Last updated April 25, 2026. Informational only, not medical advice.

DailyLabel whole-day Nutrition Facts style dashboard

1. Start with serving size.

Serving size tells you what the numbers are based on. If the label says one serving is 2/3 cup, the calories, sodium, fat, protein, and other nutrient values refer to that amount.

If you eat more or less than the listed serving, the nutrition totals change with the portion. That is why DailyLabel lets you adjust serving amounts before the food is added to the day.

2. Read calories in context.

Calories show energy from the serving. They are useful, but they are not the whole story. A label also shows nutrients that can matter for daily targets, including sodium, fiber, added sugars, protein, and fats.

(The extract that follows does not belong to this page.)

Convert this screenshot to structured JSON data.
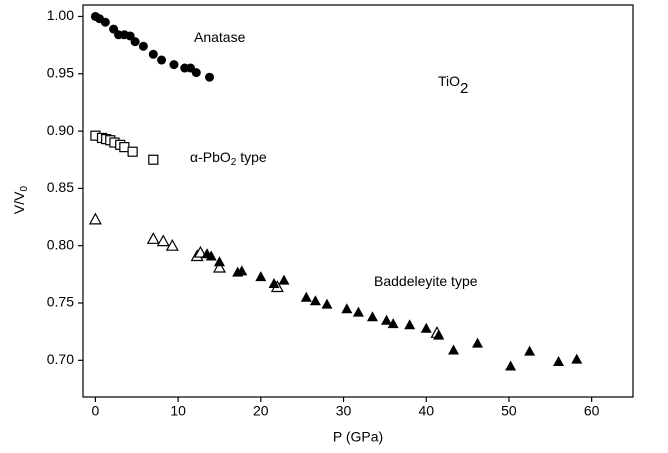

3. Use percent Daily Value as a quick signal.

Percent Daily Value, often written as %DV, shows how much one serving contributes to a daily diet. On DailyLabel, the same idea is extended to your whole day so you can compare your goal, intake, and percent Daily Value in one place.

When a tracked DailyLabel value goes over its goal, the label uses red cues to make that item easier to notice.

4. Check ingredients and allergens.

Nutrition numbers tell one part of the story. Ingredients and allergen statements can explain what the food actually contains. DailyLabel shows ingredients, allergens, source badges, and food images when the data source provides them.

5. Use the label for the whole day.

A single packaged-food label is about one food. DailyLabel turns everything you log into a daily label, so keyword search, free barcode scanning, favorites, and custom foods all feed the same readout.